Mis à part des manifestations d’indiscipline, les élèves procèdent à des cadrages puissants du travail enseignant, infléchissant les pratiques dans une série de dimensions importantes. Dans les quatre expériences étudiées ici, les élèves cherchent à casser les codes d’une relation formelle et verticale, en multipliant les questions d’ordre personnel, sur la vie familiale ou les loisirs de leur enseignant, en engageant des interactions familières (demander à faire des selfies par exemple). Perçues comme des intrusions dans leur vie privée, ces attitudes sont réinterprétées comme des moyens de gérer le climat de la classe et d’instaurer des conditions propices à l’enseignement : « J’ai trouvé une façon de faire, c’était d’être leur amie » (Faïza). Ici les ajustements se font parfois de manière très rugueuse, comme l’indique Anna, racontant un épisode où elle regardait un élève qui n’était pas attentif : « Je l'ai juste regardé dans les yeux; “pourquoi vous me regardez comme ça?” et j'ai dit “parce que j'ai mes yeux et j'ai le droit de te regarder”; il me dit “vous m'intimidez si vous me regardez comme ça”; […] le mot intimidation semble être le premier mot qu'un élève d'ici commence à dire (Anna) ».

Un autre point de tension porte sur le travail des élèves et les exigences de l’enseignant. Ici la pression est souvent directe et forte quand les élèves estiment que les charges de travail sont trop lourdes. Les enseignants découvrent que les élèves ont de fortes capacités d’inertie et de résistance : « Les élèves, déjà, pour prendre un stylo et écrire deux phrases […] pour donner un devoir d’une page: “Mais madame, pourquoi on écrit 300 mots ? On écrit juste un paragraphe, c’est suffisant” » (Naïma). N’acceptant pas cette situation, Naïma tente de résister, mais s’engage alors un rapport de forces où elle est renvoyée à une sorte de médiocrité professionnelle : « Les élèves me disent: “Ah madame Christine, elle, une bonne enseignante ! ” Je demande: “Mais pourquoi madame Christine est-elle bonne ?” Ils répondent: “Parce qu’avec elle, le vendredi, c’est relax; on discute, on fait ce qu’on veut” ». À contrecoeur, elle finit par céder, notamment pour préserver sa réputation auprès d’une direction d’école attentive aux avis des élèves.
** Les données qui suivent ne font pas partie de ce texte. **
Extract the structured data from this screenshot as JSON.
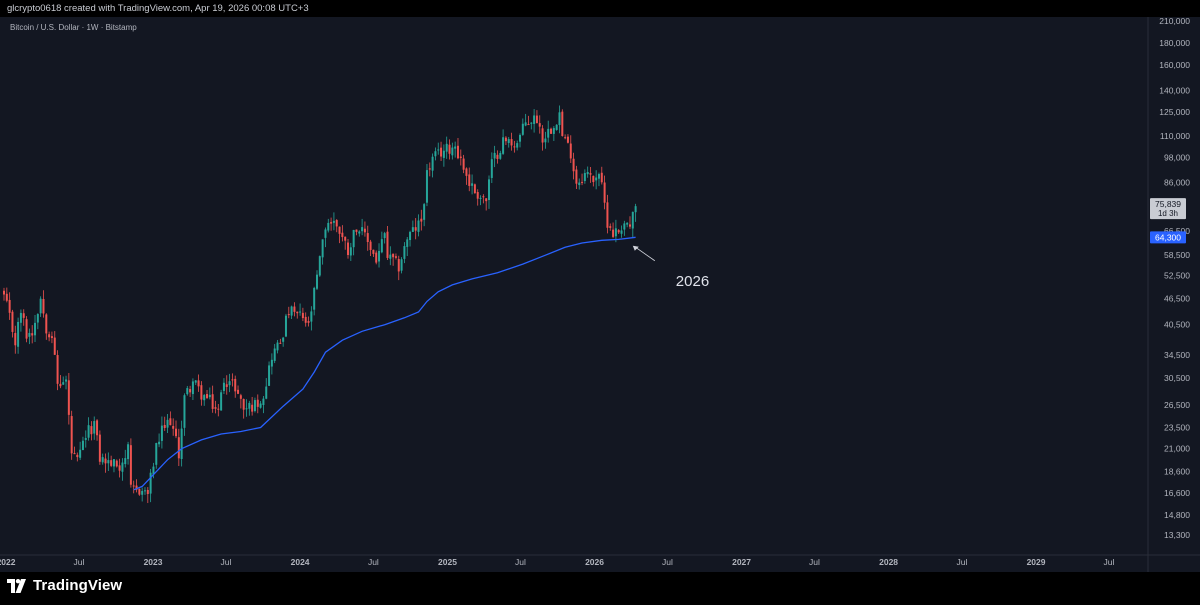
{
  "header": {
    "attribution": "glcrypto0618 created with TradingView.com, Apr 19, 2026 00:08 UTC+3"
  },
  "footer": {
    "logo_text": "TradingView"
  },
  "colors": {
    "up": "#26a69a",
    "down": "#ef5350",
    "ma": "#2962ff",
    "background": "#131722",
    "text": "#b2b5be"
  },
  "chart_data": {
    "type": "candlestick",
    "title": "Bitcoin / U.S. Dollar · 1W · Bitstamp",
    "scale": "log",
    "ylim": [
      12800,
      215000
    ],
    "x_range": [
      "2021-12-27",
      "2029-10-01"
    ],
    "y_ticks": [
      "210,000",
      "180,000",
      "160,000",
      "140,000",
      "125,000",
      "110,000",
      "98,000",
      "86,000",
      "66,500",
      "58,500",
      "52,500",
      "46,500",
      "40,500",
      "34,500",
      "30,500",
      "26,500",
      "23,500",
      "21,000",
      "18,600",
      "16,600",
      "14,800",
      "13,300"
    ],
    "x_ticks": [
      {
        "label": "2022",
        "date": "2022-01-01",
        "bold": true
      },
      {
        "label": "Jul",
        "date": "2022-07-01",
        "bold": false
      },
      {
        "label": "2023",
        "date": "2023-01-01",
        "bold": true
      },
      {
        "label": "Jul",
        "date": "2023-07-01",
        "bold": false
      },
      {
        "label": "2024",
        "date": "2024-01-01",
        "bold": true
      },
      {
        "label": "Jul",
        "date": "2024-07-01",
        "bold": false
      },
      {
        "label": "2025",
        "date": "2025-01-01",
        "bold": true
      },
      {
        "label": "Jul",
        "date": "2025-07-01",
        "bold": false
      },
      {
        "label": "2026",
        "date": "2026-01-01",
        "bold": true
      },
      {
        "label": "Jul",
        "date": "2026-07-01",
        "bold": false
      },
      {
        "label": "2027",
        "date": "2027-01-01",
        "bold": true
      },
      {
        "label": "Jul",
        "date": "2027-07-01",
        "bold": false
      },
      {
        "label": "2028",
        "date": "2028-01-01",
        "bold": true
      },
      {
        "label": "Jul",
        "date": "2028-07-01",
        "bold": false
      },
      {
        "label": "2029",
        "date": "2029-01-01",
        "bold": true
      },
      {
        "label": "Jul",
        "date": "2029-07-01",
        "bold": false
      }
    ],
    "price_label": {
      "value": 75839,
      "text": "75,839",
      "countdown": "1d 3h"
    },
    "ma_label": {
      "value": 64300,
      "text": "64,300"
    },
    "annotation": {
      "text": "2026",
      "date": "2026-04-06",
      "price": 61500
    },
    "close_path": [
      [
        "2021-12-27",
        47000
      ],
      [
        "2022-01-10",
        42000
      ],
      [
        "2022-01-24",
        37000
      ],
      [
        "2022-02-07",
        43500
      ],
      [
        "2022-02-21",
        38500
      ],
      [
        "2022-03-07",
        39000
      ],
      [
        "2022-03-28",
        46800
      ],
      [
        "2022-04-11",
        40000
      ],
      [
        "2022-04-25",
        38500
      ],
      [
        "2022-05-09",
        29500
      ],
      [
        "2022-05-30",
        30000
      ],
      [
        "2022-06-13",
        20500
      ],
      [
        "2022-06-27",
        19500
      ],
      [
        "2022-07-18",
        22500
      ],
      [
        "2022-08-08",
        24000
      ],
      [
        "2022-08-22",
        20000
      ],
      [
        "2022-09-12",
        19500
      ],
      [
        "2022-10-10",
        19200
      ],
      [
        "2022-10-31",
        20800
      ],
      [
        "2022-11-07",
        16800
      ],
      [
        "2022-11-28",
        16900
      ],
      [
        "2022-12-19",
        16600
      ],
      [
        "2023-01-09",
        21000
      ],
      [
        "2023-01-23",
        23000
      ],
      [
        "2023-02-13",
        24500
      ],
      [
        "2023-03-06",
        20500
      ],
      [
        "2023-03-20",
        27500
      ],
      [
        "2023-04-10",
        30000
      ],
      [
        "2023-05-01",
        28000
      ],
      [
        "2023-05-22",
        27000
      ],
      [
        "2023-06-12",
        25500
      ],
      [
        "2023-06-26",
        30500
      ],
      [
        "2023-07-24",
        29200
      ],
      [
        "2023-08-14",
        26000
      ],
      [
        "2023-09-11",
        26500
      ],
      [
        "2023-10-02",
        28000
      ],
      [
        "2023-10-23",
        34500
      ],
      [
        "2023-11-13",
        37000
      ],
      [
        "2023-12-04",
        43500
      ],
      [
        "2024-01-08",
        42000
      ],
      [
        "2024-01-22",
        40000
      ],
      [
        "2024-02-12",
        52000
      ],
      [
        "2024-03-04",
        68000
      ],
      [
        "2024-03-11",
        70000
      ],
      [
        "2024-04-01",
        69000
      ],
      [
        "2024-04-29",
        60000
      ],
      [
        "2024-05-20",
        68500
      ],
      [
        "2024-06-17",
        63000
      ],
      [
        "2024-07-08",
        57000
      ],
      [
        "2024-07-29",
        65000
      ],
      [
        "2024-08-05",
        58000
      ],
      [
        "2024-09-02",
        55000
      ],
      [
        "2024-09-23",
        64000
      ],
      [
        "2024-10-28",
        70000
      ],
      [
        "2024-11-11",
        90000
      ],
      [
        "2024-11-25",
        97000
      ],
      [
        "2024-12-16",
        101000
      ],
      [
        "2025-01-13",
        104000
      ],
      [
        "2025-01-20",
        105000
      ],
      [
        "2025-02-24",
        86000
      ],
      [
        "2025-03-10",
        82000
      ],
      [
        "2025-04-07",
        78000
      ],
      [
        "2025-04-21",
        95000
      ],
      [
        "2025-05-19",
        107000
      ],
      [
        "2025-06-23",
        106000
      ],
      [
        "2025-07-14",
        118000
      ],
      [
        "2025-08-11",
        121000
      ],
      [
        "2025-08-25",
        109000
      ],
      [
        "2025-09-15",
        115000
      ],
      [
        "2025-10-06",
        124000
      ],
      [
        "2025-10-13",
        110000
      ],
      [
        "2025-11-03",
        101000
      ],
      [
        "2025-11-17",
        86000
      ],
      [
        "2025-12-08",
        90000
      ],
      [
        "2025-12-29",
        88000
      ],
      [
        "2026-01-12",
        91000
      ],
      [
        "2026-02-02",
        70000
      ],
      [
        "2026-02-16",
        66000
      ],
      [
        "2026-03-02",
        66500
      ],
      [
        "2026-03-16",
        70000
      ],
      [
        "2026-03-30",
        68000
      ],
      [
        "2026-04-13",
        75839
      ]
    ],
    "ma_series": [
      [
        "2022-11-14",
        16900
      ],
      [
        "2022-12-05",
        17200
      ],
      [
        "2023-01-02",
        18300
      ],
      [
        "2023-02-06",
        19800
      ],
      [
        "2023-03-13",
        21000
      ],
      [
        "2023-05-01",
        22000
      ],
      [
        "2023-06-19",
        22700
      ],
      [
        "2023-08-07",
        23000
      ],
      [
        "2023-09-25",
        23500
      ],
      [
        "2023-11-20",
        26300
      ],
      [
        "2024-01-08",
        28800
      ],
      [
        "2024-02-05",
        31500
      ],
      [
        "2024-03-04",
        35000
      ],
      [
        "2024-04-15",
        37300
      ],
      [
        "2024-06-03",
        39100
      ],
      [
        "2024-07-29",
        40500
      ],
      [
        "2024-09-16",
        42000
      ],
      [
        "2024-10-21",
        43300
      ],
      [
        "2024-11-11",
        45800
      ],
      [
        "2024-12-09",
        48200
      ],
      [
        "2025-01-13",
        50000
      ],
      [
        "2025-03-03",
        51600
      ],
      [
        "2025-05-05",
        53300
      ],
      [
        "2025-07-07",
        55800
      ],
      [
        "2025-09-01",
        58500
      ],
      [
        "2025-10-20",
        61000
      ],
      [
        "2025-12-01",
        62400
      ],
      [
        "2026-01-19",
        63300
      ],
      [
        "2026-03-02",
        63600
      ],
      [
        "2026-04-13",
        64300
      ]
    ]
  }
}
Le contrôle des élèves sur les charges de travail apparaît plus faible dans le cas de Rebiha, qui enseigne dans une école privée secondaire où les élèves sont sélectionnés. Pour elle, ce sont les parents qui formulent des exigences spécifiques pour leur propre enfant : « Il fallait travailler suivant les exigences de chaque parent : avec cet élève, il fallait que je me comporte comme ça parce que son père attend de moi telle chose ». Les pressions des parents lui apparaissent comme une intrusion illégitime dans son exercice professionnel, ce que soulignent les autres enseignants formés hors Québec rompus à des systèmes éducatifs où les parents « n'ont rien à faire ou à dire dans le milieu scolaire » (Rebiha). Mais elle n’a d’autre choix que de céder et de s’ajuster en individualisant ses interventions. Dès lors le jeu se calme en classe, les parents, satisfaits, se révèlent des alliés qui incitent leurs enfants à s’investir davantage dans leurs travaux scolaires. Ici la valorisation partagée par l’enseignant et les parents des performances scolaires facilitent les adaptations. Dans d’autres contextes, les relations avec les parents sont moins pacifiées, notamment quand ils répercutent les plaintes de leur enfant auprès de l’enseignant, mais aussi auprès de la hiérarchie s’ils estiment que leur intervention directe a été inefficace.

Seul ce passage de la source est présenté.